Protected: Chichester Science Technology Engineering Maths & Higher Education Building

This project delivers a dedicated facility for advanced engineering, science, and higher education. It acts as a living lab for sustainability, achieving RIBA’s 2025 embodied carbon target while forging critical industry partnerships with organizations like Rolls Royce.

The STEM and HE project involved constructing a four-storey, high-quality build to provide dedicated facilities supporting higher education and the Automotive, Engineering, Science, and Digital curriculum. The new building incorporates a vehicle workshop, science labs, a lecture theatre, and an independent study centre for STEM students.

This project is a critical phase of the College Estate Strategy and campus masterplan, aiming to replace poor-quality buildings and enhance the college’s strong reputation. A key to its success is fostering genuine partnerships between education and industry, notably with Rolls Royce. The facilities are designed to reflect this emphasis on higher skills and collaborative employer engagement, creating spaces for specialist skills training, multidisciplinary working, and independent research. The goal is to create a distinctive, high-quality, and modern learning environment.

Client and Strategic Value

The primary value created for the client was a bespoke, high-quality facility that addresses the strategic need to enhance the STEM and Higher Education (HE) curriculum. This directly supports the College’s Estate Strategy by replacing a tired, redundant building and elevating the campus’s overall identity and profile.

Our resourceful thinking involved designing a structure that integrates multiple specialist functions—from a vehicle workshop to advanced science labs—into a cohesive, modern building, future-proofing their provision.

Community and Industry Value

The project creates significant value for learners, employer partners, and the wider community. For students, it provides industry-standard teaching and learning facilities, ensuring they gain relevant, up-to-date skills. For employer partners, like Rolls Royce (who run a partnership apprenticeship program), the building fosters stronger collaboration, allowing for higher skills training and research vital to new technologies, such as electric and hybrid automotive systems.
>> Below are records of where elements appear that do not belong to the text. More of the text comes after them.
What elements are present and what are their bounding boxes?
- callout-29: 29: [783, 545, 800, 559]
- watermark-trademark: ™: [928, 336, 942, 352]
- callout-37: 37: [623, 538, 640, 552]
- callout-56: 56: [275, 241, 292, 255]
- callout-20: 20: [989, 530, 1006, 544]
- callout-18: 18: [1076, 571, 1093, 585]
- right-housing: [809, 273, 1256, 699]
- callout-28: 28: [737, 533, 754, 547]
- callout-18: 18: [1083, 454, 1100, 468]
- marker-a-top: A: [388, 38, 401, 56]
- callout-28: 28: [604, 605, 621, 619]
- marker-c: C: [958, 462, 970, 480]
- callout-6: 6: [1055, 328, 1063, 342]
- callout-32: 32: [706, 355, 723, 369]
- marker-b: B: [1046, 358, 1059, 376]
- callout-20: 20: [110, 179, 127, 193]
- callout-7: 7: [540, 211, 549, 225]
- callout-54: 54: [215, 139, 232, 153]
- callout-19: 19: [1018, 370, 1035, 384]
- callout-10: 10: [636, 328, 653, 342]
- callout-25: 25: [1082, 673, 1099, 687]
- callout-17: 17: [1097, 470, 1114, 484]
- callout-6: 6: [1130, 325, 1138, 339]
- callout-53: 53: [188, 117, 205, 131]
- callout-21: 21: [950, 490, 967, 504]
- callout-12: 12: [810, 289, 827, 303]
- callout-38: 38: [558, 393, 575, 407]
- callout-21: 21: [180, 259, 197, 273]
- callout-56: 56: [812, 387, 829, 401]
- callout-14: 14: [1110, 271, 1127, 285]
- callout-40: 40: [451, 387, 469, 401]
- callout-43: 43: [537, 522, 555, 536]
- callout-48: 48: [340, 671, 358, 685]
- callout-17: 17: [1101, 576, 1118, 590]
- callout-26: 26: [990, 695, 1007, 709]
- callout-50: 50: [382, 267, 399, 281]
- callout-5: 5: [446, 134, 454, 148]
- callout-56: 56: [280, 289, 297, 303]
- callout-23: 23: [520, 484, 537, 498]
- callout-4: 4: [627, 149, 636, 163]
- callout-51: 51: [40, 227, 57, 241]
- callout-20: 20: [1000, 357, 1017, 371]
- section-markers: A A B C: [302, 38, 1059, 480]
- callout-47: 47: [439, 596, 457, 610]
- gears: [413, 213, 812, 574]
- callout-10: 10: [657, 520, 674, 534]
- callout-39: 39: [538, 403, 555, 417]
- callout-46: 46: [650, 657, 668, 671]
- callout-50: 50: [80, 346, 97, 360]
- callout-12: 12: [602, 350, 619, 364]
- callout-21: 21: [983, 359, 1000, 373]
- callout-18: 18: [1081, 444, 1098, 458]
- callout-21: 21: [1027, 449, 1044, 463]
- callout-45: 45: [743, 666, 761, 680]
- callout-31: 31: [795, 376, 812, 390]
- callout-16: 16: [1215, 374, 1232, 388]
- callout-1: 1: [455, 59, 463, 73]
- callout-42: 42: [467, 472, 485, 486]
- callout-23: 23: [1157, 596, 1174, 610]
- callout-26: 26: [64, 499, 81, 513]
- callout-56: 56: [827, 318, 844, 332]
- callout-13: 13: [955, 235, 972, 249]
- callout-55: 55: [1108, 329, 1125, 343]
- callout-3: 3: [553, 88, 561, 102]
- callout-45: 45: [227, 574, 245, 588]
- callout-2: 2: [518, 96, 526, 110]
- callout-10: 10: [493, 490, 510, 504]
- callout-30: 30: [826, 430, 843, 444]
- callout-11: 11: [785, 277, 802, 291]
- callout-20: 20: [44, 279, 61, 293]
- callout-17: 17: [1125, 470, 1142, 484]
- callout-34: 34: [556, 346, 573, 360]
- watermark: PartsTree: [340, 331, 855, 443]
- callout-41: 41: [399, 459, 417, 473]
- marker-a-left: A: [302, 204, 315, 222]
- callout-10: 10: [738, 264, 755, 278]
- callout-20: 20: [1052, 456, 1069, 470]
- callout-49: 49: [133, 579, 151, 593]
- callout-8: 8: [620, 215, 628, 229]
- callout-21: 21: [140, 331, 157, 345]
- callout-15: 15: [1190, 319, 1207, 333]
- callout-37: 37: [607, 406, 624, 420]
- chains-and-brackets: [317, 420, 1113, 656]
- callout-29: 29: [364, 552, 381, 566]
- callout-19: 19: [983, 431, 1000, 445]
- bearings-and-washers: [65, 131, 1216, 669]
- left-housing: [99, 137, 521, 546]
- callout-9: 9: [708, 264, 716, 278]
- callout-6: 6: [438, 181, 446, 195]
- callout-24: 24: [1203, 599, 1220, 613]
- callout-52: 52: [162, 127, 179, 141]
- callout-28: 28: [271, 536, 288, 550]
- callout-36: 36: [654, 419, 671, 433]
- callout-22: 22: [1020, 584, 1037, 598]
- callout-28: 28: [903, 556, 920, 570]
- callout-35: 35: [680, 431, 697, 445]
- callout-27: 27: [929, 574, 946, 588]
This elevates the regional skills base and strengthens links between education and local industry.

Direct and Economic Impact

The most direct impact is the creation of a 3825 m2 Gross Internal Floor Area (GIFA) facility for advanced engineering, automotive, science, and flexible teaching. Economically, this investment creates a distinctive and prominent identity for the College, helping to attract learners and employer partners and ultimately raising the profile of the region’s automotive and engineering provision.

It supports the development of crucial skills for new technologies, including the move towards electric and hybrid vehicles in the manufacturing industries.

Social and Environmental Impact

The building’s presence has a strong social impact by providing an improved learning environment that supports both specialist training and multidisciplinary collaboration. Stakeholders have noted the positive effect of replacing the old structure with a vibrant, high-quality addition, which enhances the overall campus experience.

Indirectly, the building aims to be a learning tool for best practice in sustainable engineering and construction, positively impacting the environmental awareness of future graduates.

Technical Expertise and Fabric First

Our technical expertise was critical in achieving a highly sustainable outcome, driven by a ‘fabric first’ approach. Engineers undertook a thermal/energy model to define targets, resulting in very high air tightness and low U-values that surpass current building regulations.

This focus on the building envelope ensures spatial efficiency and a permanently lower operational energy demand, aligning with the College’s carbon reduction goals and the DfE’s requirements toward the Government’s 2050 Net Zero target.

Carbon Reduction and RIBA 2030 Challenge

By signing up to the RIBA 2030 Zero Carbon Climate Challenge, we demonstrated commitment to future-aligned performance targets.

Through early embodied carbon analysis and careful material selection, the project achieved 634 kgCO2​e/m2, meeting the RIBA’s challenging 2025 embodied carbon target.

This was accomplished by specifying materials like 70% GGBS (Ground Granulated Blast-furnace Slag) in the foundations and floor decks, using an electro-arc furnace steel frame, and integrating low carbon energy systems like all-electric air source heat pumps and photovoltaics.

Furthermore, the building serves as a learning example for the College’s engineering curriculum.